Neste delirante estado de coisas não admira que praticamente os únicos que em Inglaterra se organizaram para resistir aos presentes actos de vandalismo tenham sido estrangeiros ou seus descendentes: comerciantes turcos e paquistaneses que não queriam ver os seus comércios destruídos, muçulmanos e sikhs que se recusaram a ver os seus templos profanados. Caso algum católico ou protestante tivesse tomado esta iniciativa, e se para cúmulo do azar ainda fosse branco, teria sido colocado imediatamente ao mesmo nível que os agressores, passando automaticamente a ser tratado como um perigoso instigador de milícias cristãs. É certo que a dimensão do que está a suceder em Inglaterra, a par das imagens aviltantes dos protagonistas destruindo o ganha-pão dos comerciantes, roubando pessoas feridas e carregando computadores e telemóveis caríssimos, torna inverosímil o discurso sobre a pobreza dos autores destes actos. Salienta-se até que, ao contrário doutros "incidentes" anteriores, este não tem motivos políticos. Cabe perguntar se algum motivo político poderia justificar o que está a suceder em Inglaterra, ou se é moralmente aceitável que ele seja invocado, como sucede com a kalle borroka no País Basco? Na minha opinião não.

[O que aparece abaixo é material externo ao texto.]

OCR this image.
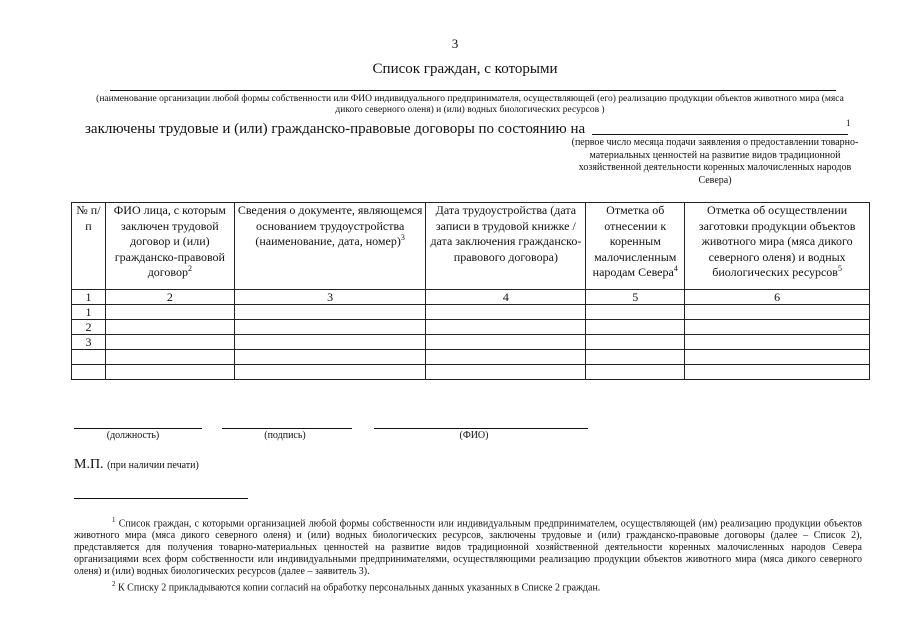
3
Список граждан, с которыми
(наименование организации любой формы собственности или ФИО индивидуального предпринимателя, осуществляющей (его) реализацию продукции объектов животного мира (мяса дикого северного оленя) и (или) водных биологических ресурсов )
заключены трудовые и (или) гражданско-правовые договоры по состоянию на	1
(первое число месяца подачи заявления о предоставлении товарно-материальных ценностей на развитие видов традиционной хозяйственной деятельности коренных малочисленных народов Севера)
№ п/п	ФИО лица, с которым заключен трудовой договор и (или) гражданско-правовой договор$^2$	Сведения о документе, являющемся основанием трудоустройства (наименование, дата, номер)$^3$	Дата трудоустройства (дата записи в трудовой книжке / дата заключения гражданско-правового договора)	Отметка об отнесении к коренным малочисленным народам Севера$^4$	Отметка об осуществлении заготовки продукции объектов животного мира (мяса дикого северного оленя) и водных биологических ресурсов$^5$
1	2	3	4	5	6
1					
2					
3					

(должность)	(подпись)	(ФИО)
М.П. (при наличии печати)

$^1$ Список граждан, с которыми организацией любой формы собственности или индивидуальным предпринимателем, осуществляющей (им) реализацию продукции объектов животного мира (мяса дикого северного оленя) и (или) водных биологических ресурсов, заключены трудовые и (или) гражданско-правовые договоры (далее – Список 2), представляется для получения товарно-материальных ценностей на развитие видов традиционной хозяйственной деятельности коренных малочисленных народов Севера организациями всех форм собственности или индивидуальными предпринимателями, осуществляющими реализацию продукции объектов животного мира (мяса дикого северного оленя) и (или) водных биологических ресурсов (далее – заявитель 3).

$^2$ К Списку 2 прикладываются копии согласий на обработку персональных данных указанных в Списке 2 граждан.
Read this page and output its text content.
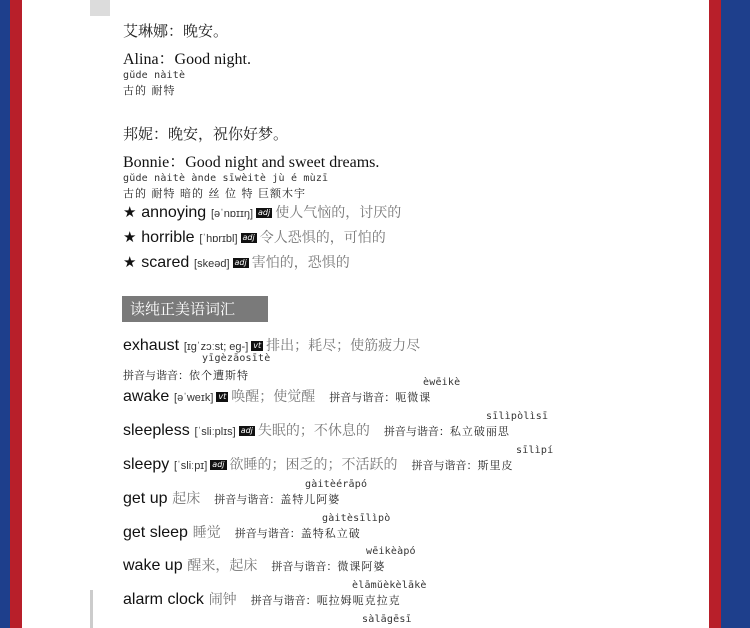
艾琳娜：晚安。
Alina：Good night.
gŭde nàitè
古的 耐特
邦妮：晚安，祝你好梦。
Bonnie：Good night and sweet dreams.
gŭde nàitè ànde sīwèitè jù é mùzī
古的 耐特 暗的 丝 位 特 巨额木宇
★ annoying [əˈnɒɪɪŋ] adj 使人气恼的，讨厌的
★ horrible [ˈhɒrɪbl] adj 令人恐惧的，可怕的
★ scared [skeəd] adj 害怕的，恐惧的
读纯正美语词汇
exhaust [ɪgˈzɔːst; eg-] vt 排出；耗尽；使筋疲力尽
yīgèzāosītè
拼音与谐音：依个遭斯特
èwēikè
awake [əˈweɪk] vt 唤醒；使觉醒 拼音与谐音：呃微课
sīlìpòlìsī
sleepless [ˈsliːplɪs] adj 失眠的；不休息的 拼音与谐音：私立破丽思
sīlìpí
sleepy [ˈsliːpɪ] adj 欲睡的；困乏的；不活跃的 拼音与谐音：斯里皮
gàitèérāpó
get up 起床 拼音与谐音：盖特儿阿婆
gàitèsīlìpò
get sleep 睡觉 拼音与谐音：盖特私立破
wēikèàpó
wake up 醒来，起床 拼音与谐音：微课阿婆
èlāmŭèkèlākè
alarm clock 闹钟 拼音与谐音：呃拉姆呃克拉克
sàlāgēsī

Contudo, o que está a acontecer em Inglaterra tem muito mais a ver com responsabilidade do que com culpa. Não há política social ou opção educativa que funcione, quando as famílias não sabem, não querem saber ou não conseguem saber o que andam, no meio da noite, os seus filhos a fazer nas ruas. Tal como não há intervenção policial adequada, quando aqueles que agridem, roubam e destroem agem como se acreditassem que jamais serão confrontados com a responsabilidade dos seus actos.
Se fosse há alguns anos, os protagonistas destes desacatos talvez até fossem recompensados pelo seu comportamento - porque ele seria inevitavelmente justificado com a cascata de culpas -, mas agora que já não somos ricos e, mais angustiante ainda, temos medo de ficar pobres, as imagens destes encapuçados de Blackberry na mão combinando os saques destruiu o retrato piedoso mas muito inverosímil do jovem excluído lutando contra a injustiça.
Muitos dos protagonistas destes dias de terror vão começar agora a descobrir que já não vivemos nos abastados anos 60 e sobretudo os mais frágeis vão descobri-lo no pior lugar do mundo para descobrir o que quer que seja - o banco dos réus -, pois, se o exercício da transferência de culpas é politicamente perigoso, os seus efeitos sociais são ainda mais perversos. Aliás, nos dois milhões de anos que levamos como espécie, a transferência de culpas apenas uma vez se traduziu em algo de positivo. Quando? Naquele sublime momento em que Rita Hayworth/Gilda desesperada com o atoleiro de culpa em que se movia e para onde a arrastava Glenn Ford/ Johnny Farrell, irrompeu naquela sala e cantou Put the blame on Mame boys.